Dès le lendemain, l’armée iranienne a riposté en lançant des premières salves de drones puis de missiles, dont plusieurs ont percé le Dôme de fer [le système de défense aérienne mobile israélien, ndlr], et fait d’importants dégâts matériels et des victimes civiles, révélant la vulnérabilité d’Israël malgré sa suprématie militaire.

Conséquences en cascade sur la géopolitique et le commerce mondial

Cet embrasement inquiète au plus haut point les puissances régionales qui voient leurs intérêts compromis, à commencer par les pays du golfe Persique pour exporter leurs hydrocarbures et réussir leur transition économique post-pétrole. L’Arabie saoudite a d’ailleurs fermement condamné l’agression israélienne.

La Chine de son côté a dénoncé la violation de la souveraineté iranienne et appelé à un cessez-le-feu immédiat, craignant que les attaques israéliennes ne visent les installations pétrolières iraniennes. L’or noir iranien, que Pékin achète au rabais, représente près de 15 % de ses importations de brut. Si Donald Trump, en négociant avec l’Iran, espérait aussi éloigner le pays de l’orbite chinoise avec qui il avait tissé d’étroits liens durant son isolement international, l’escalade risque au contraire de renforcer l’alliance sino-iranienne.

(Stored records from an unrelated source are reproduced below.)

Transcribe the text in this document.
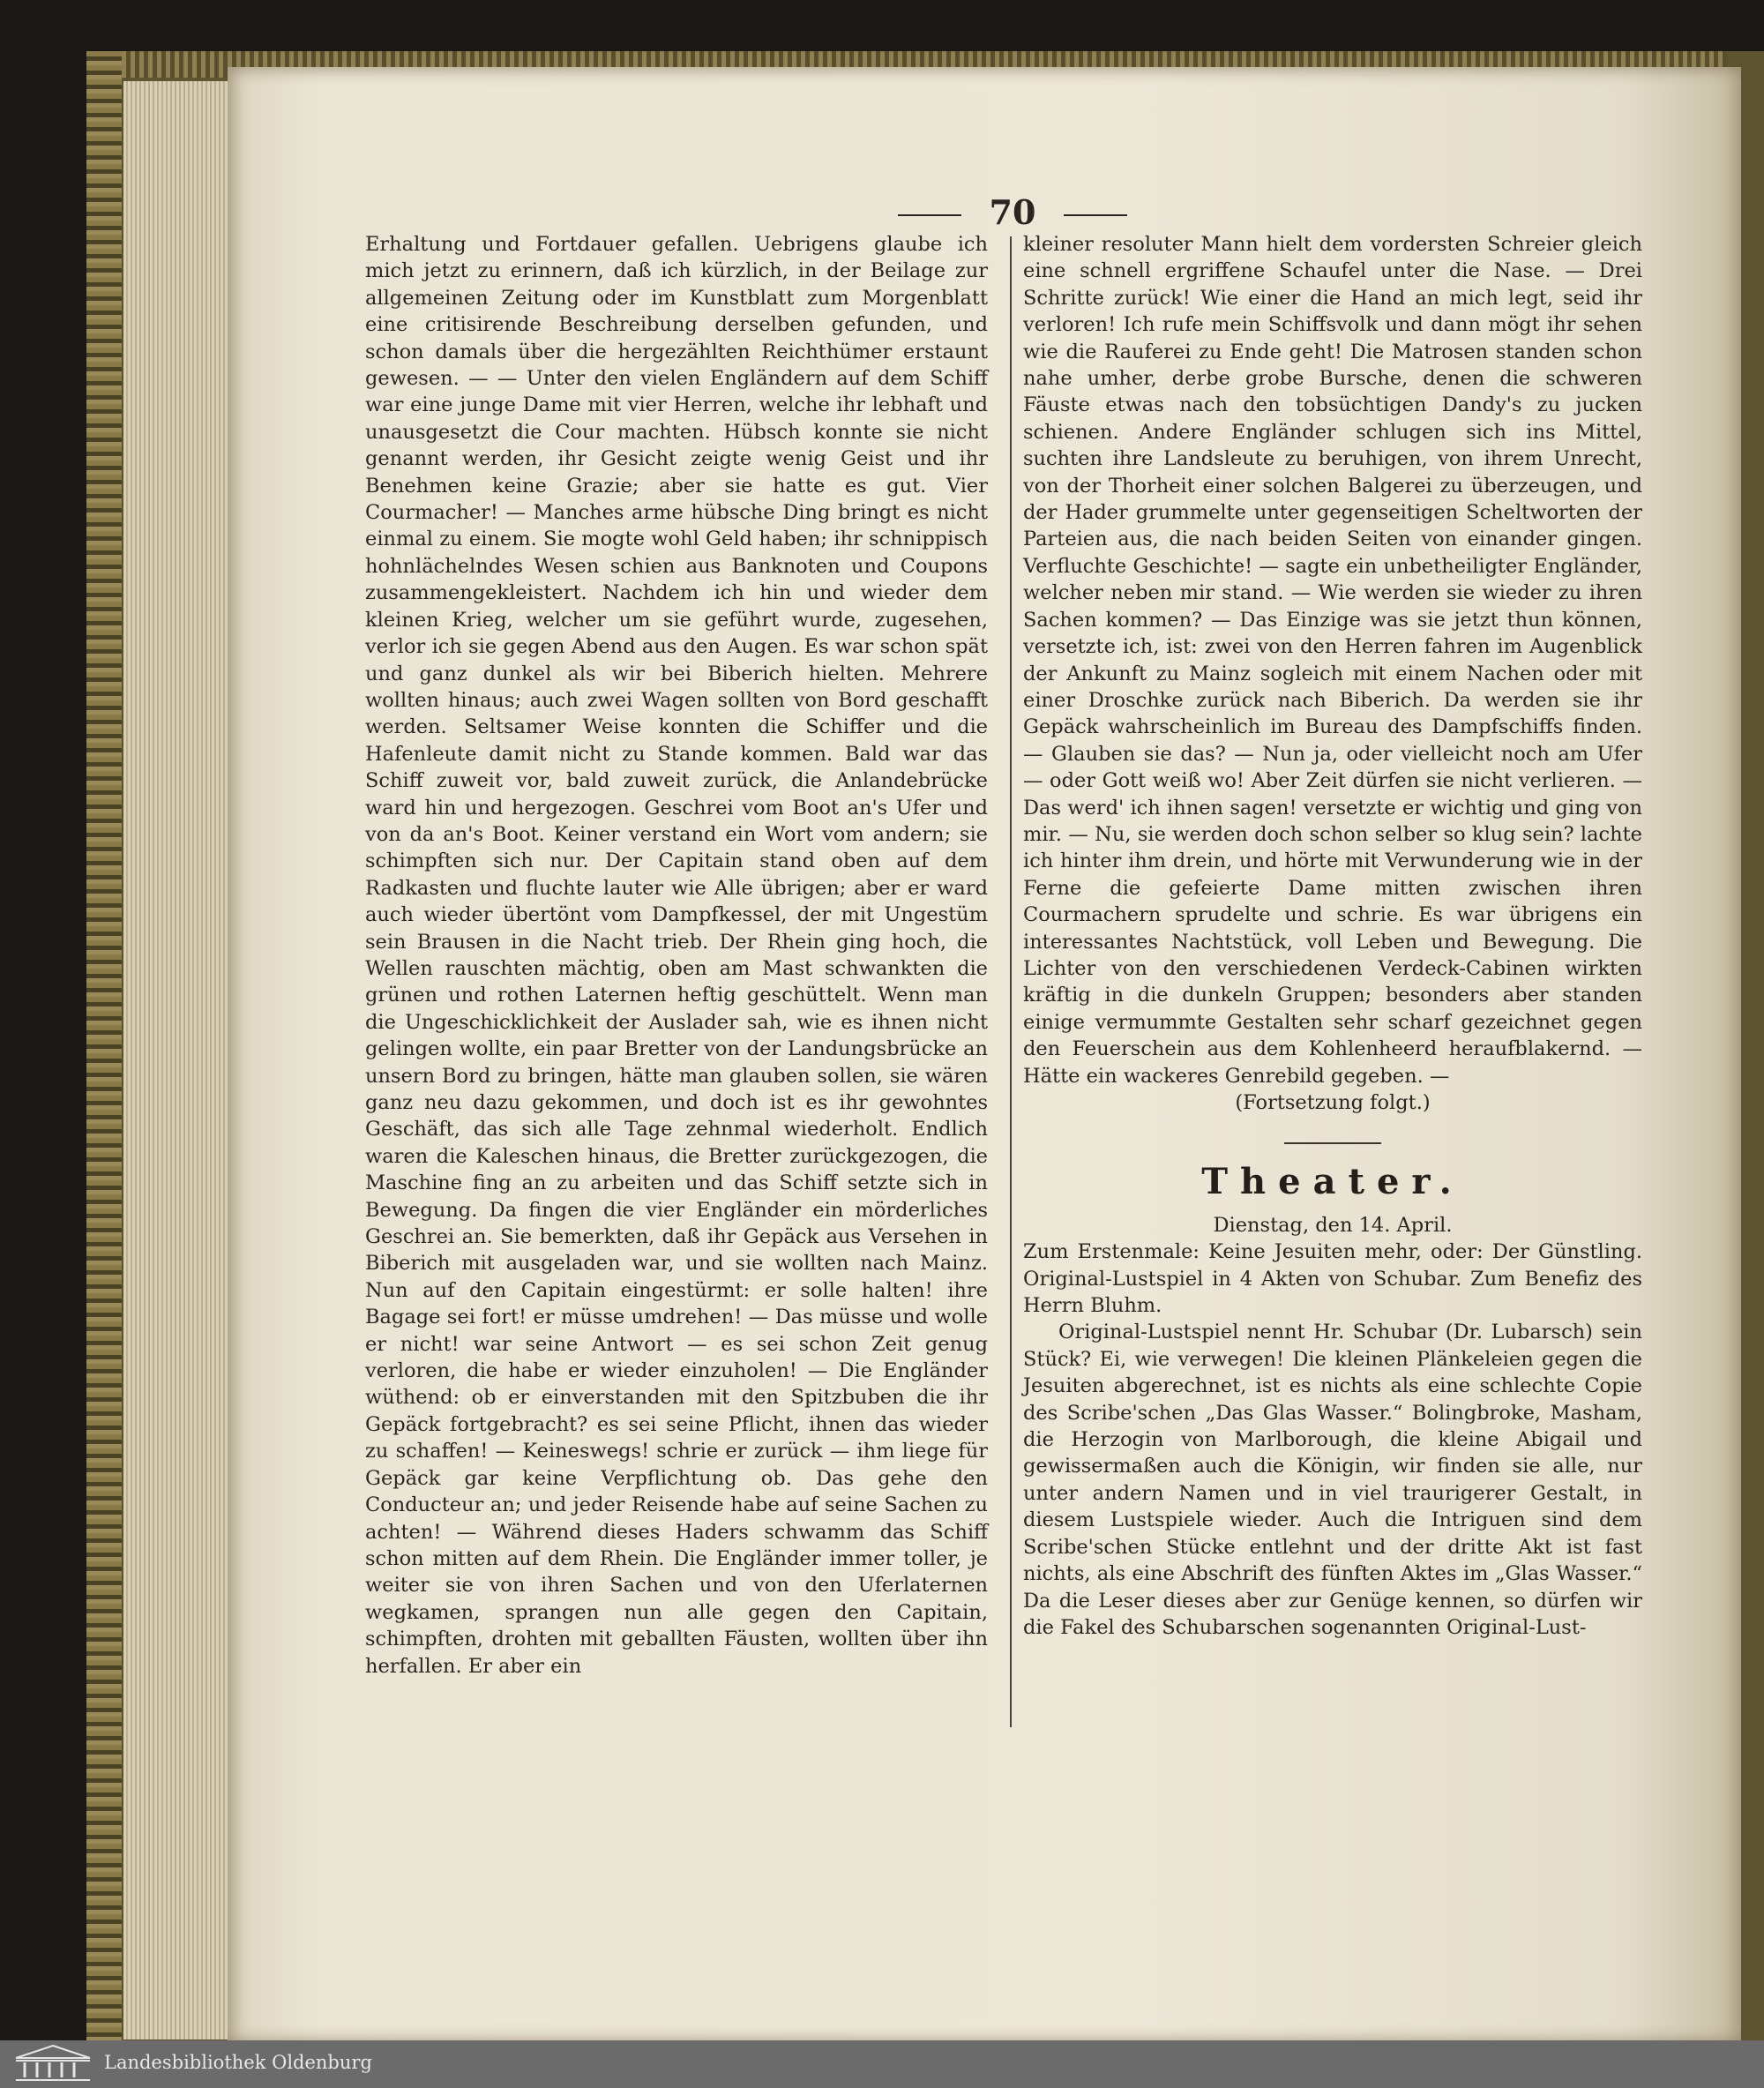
70

Erhaltung und Fortdauer gefallen. Uebrigens glaube ich mich jetzt zu erinnern, daß ich kürzlich, in der Beilage zur allgemeinen Zeitung oder im Kunstblatt zum Morgenblatt eine critisirende Beschreibung derselben gefunden, und schon damals über die hergezählten Reichthümer erstaunt gewesen. — — Unter den vielen Engländern auf dem Schiff war eine junge Dame mit vier Herren, welche ihr lebhaft und unausgesetzt die Cour machten. Hübsch konnte sie nicht genannt werden, ihr Gesicht zeigte wenig Geist und ihr Benehmen keine Grazie; aber sie hatte es gut. Vier Courmacher! — Manches arme hübsche Ding bringt es nicht einmal zu einem. Sie mogte wohl Geld haben; ihr schnippisch hohnlächelndes Wesen schien aus Banknoten und Coupons zusammengekleistert. Nachdem ich hin und wieder dem kleinen Krieg, welcher um sie geführt wurde, zugesehen, verlor ich sie gegen Abend aus den Augen. Es war schon spät und ganz dunkel als wir bei Biberich hielten. Mehrere wollten hinaus; auch zwei Wagen sollten von Bord geschafft werden. Seltsamer Weise konnten die Schiffer und die Hafenleute damit nicht zu Stande kommen. Bald war das Schiff zuweit vor, bald zuweit zurück, die Anlandebrücke ward hin und hergezogen. Geschrei vom Boot an's Ufer und von da an's Boot. Keiner verstand ein Wort vom andern; sie schimpften sich nur. Der Capitain stand oben auf dem Radkasten und fluchte lauter wie Alle übrigen; aber er ward auch wieder übertönt vom Dampfkessel, der mit Ungestüm sein Brausen in die Nacht trieb. Der Rhein ging hoch, die Wellen rauschten mächtig, oben am Mast schwankten die grünen und rothen Laternen heftig geschüttelt. Wenn man die Ungeschicklichkeit der Auslader sah, wie es ihnen nicht gelingen wollte, ein paar Bretter von der Landungsbrücke an unsern Bord zu bringen, hätte man glauben sollen, sie wären ganz neu dazu gekommen, und doch ist es ihr gewohntes Geschäft, das sich alle Tage zehnmal wiederholt. Endlich waren die Kaleschen hinaus, die Bretter zurückgezogen, die Maschine fing an zu arbeiten und das Schiff setzte sich in Bewegung. Da fingen die vier Engländer ein mörderliches Geschrei an. Sie bemerkten, daß ihr Gepäck aus Versehen in Biberich mit ausgeladen war, und sie wollten nach Mainz. Nun auf den Capitain eingestürmt: er solle halten! ihre Bagage sei fort! er müsse umdrehen! — Das müsse und wolle er nicht! war seine Antwort — es sei schon Zeit genug verloren, die habe er wieder einzuholen! — Die Engländer wüthend: ob er einverstanden mit den Spitzbuben die ihr Gepäck fortgebracht? es sei seine Pflicht, ihnen das wieder zu schaffen! — Keineswegs! schrie er zurück — ihm liege für Gepäck gar keine Verpflichtung ob. Das gehe den Conducteur an; und jeder Reisende habe auf seine Sachen zu achten! — Während dieses Haders schwamm das Schiff schon mitten auf dem Rhein. Die Engländer immer toller, je weiter sie von ihren Sachen und von den Uferlaternen wegkamen, sprangen nun alle gegen den Capitain, schimpften, drohten mit geballten Fäusten, wollten über ihn herfallen. Er aber ein

kleiner resoluter Mann hielt dem vordersten Schreier gleich eine schnell ergriffene Schaufel unter die Nase. — Drei Schritte zurück! Wie einer die Hand an mich legt, seid ihr verloren! Ich rufe mein Schiffsvolk und dann mögt ihr sehen wie die Rauferei zu Ende geht! Die Matrosen standen schon nahe umher, derbe grobe Bursche, denen die schweren Fäuste etwas nach den tobsüchtigen Dandy's zu jucken schienen. Andere Engländer schlugen sich ins Mittel, suchten ihre Landsleute zu beruhigen, von ihrem Unrecht, von der Thorheit einer solchen Balgerei zu überzeugen, und der Hader grummelte unter gegenseitigen Scheltworten der Parteien aus, die nach beiden Seiten von einander gingen. Verfluchte Geschichte! — sagte ein unbetheiligter Engländer, welcher neben mir stand. — Wie werden sie wieder zu ihren Sachen kommen? — Das Einzige was sie jetzt thun können, versetzte ich, ist: zwei von den Herren fahren im Augenblick der Ankunft zu Mainz sogleich mit einem Nachen oder mit einer Droschke zurück nach Biberich. Da werden sie ihr Gepäck wahrscheinlich im Bureau des Dampfschiffs finden. — Glauben sie das? — Nun ja, oder vielleicht noch am Ufer — oder Gott weiß wo! Aber Zeit dürfen sie nicht verlieren. — Das werd' ich ihnen sagen! versetzte er wichtig und ging von mir. — Nu, sie werden doch schon selber so klug sein? lachte ich hinter ihm drein, und hörte mit Verwunderung wie in der Ferne die gefeierte Dame mitten zwischen ihren Courmachern sprudelte und schrie. Es war übrigens ein interessantes Nachtstück, voll Leben und Bewegung. Die Lichter von den verschiedenen Verdeck-Cabinen wirkten kräftig in die dunkeln Gruppen; besonders aber standen einige vermummte Gestalten sehr scharf gezeichnet gegen den Feuerschein aus dem Kohlenheerd heraufblakernd. — Hätte ein wackeres Genrebild gegeben. —

(Fortsetzung folgt.)

Theater.

Dienstag, den 14. April.

Zum Erstenmale: Keine Jesuiten mehr, oder: Der Günstling. Original-Lustspiel in 4 Akten von Schubar. Zum Benefiz des Herrn Bluhm.

Original-Lustspiel nennt Hr. Schubar (Dr. Lubarsch) sein Stück? Ei, wie verwegen! Die kleinen Plänkeleien gegen die Jesuiten abgerechnet, ist es nichts als eine schlechte Copie des Scribe'schen „Das Glas Wasser.“ Bolingbroke, Masham, die Herzogin von Marlborough, die kleine Abigail und gewissermaßen auch die Königin, wir finden sie alle, nur unter andern Namen und in viel traurigerer Gestalt, in diesem Lustspiele wieder. Auch die Intriguen sind dem Scribe'schen Stücke entlehnt und der dritte Akt ist fast nichts, als eine Abschrift des fünften Aktes im „Glas Wasser.“ Da die Leser dieses aber zur Genüge kennen, so dürfen wir die Fakel des Schubarschen sogenannten Original-Lust-

Landesbibliothek Oldenburg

De son côté, le Pakistan, qui promet de soutenir Téhéran, réclame une réunion de l’Organisation de la Coopération islamique pour s’unir contre Israël.

L’Iran, qui a la maîtrise du détroit d’Ormuz, par lequel transitent 20 % des hydrocarbures mondiaux, menace de bloquer son accès, faisant craindre à la communauté internationale une déstabilisation historique des chaînes d’approvisionnement mondial et l’envolée des prix du baril.

La voix trop discrète de l’Occident

La suite du conflit est entre les mains de Washington. Tel-Aviv l’exhorte à lui fournir des bombes GBU-57 dont il a besoin pour frapper les sites nucléaires de Natanz et Fordo profondément enfouis.

Pas plus tard qu’il y a un mois à Riyad, Donald Trump fustigeait l’interventionnisme tous azimuts de ses prédécesseurs. Respectera-t-il son engagement électoral de ne pas mener de guerres coûteuses et inutiles ? Ou au contraire cédera-t-il aux demandes israéliennes, faisant le choix d’une déstabilisation totale du régime iranien, au risque d’un embrasement dont la région ne sortirait pas indemne ?

Lundi 16 juin, les membres du G7 se sont réunis au Canada sur fond d’escalade militaire entre l’Iran et Israël, au point que Donald Trump a dû quitter prématurément le sommet. Alors que les pays européens ont fustigé l’agression russe en Ukraine, leur pudeur à propos de l’agression israélienne en Iran discrédite la voix de l’Occident, qui peine de plus en plus à résonner dans le monde du fait de son indignation à géométrie variable.

Les populations civiles, iraniennes comme israéliennes, victimes de l’engrenage de la violence, restent suspendues aux prochains arbitrages politiques qui décideront de l’issue du conflit.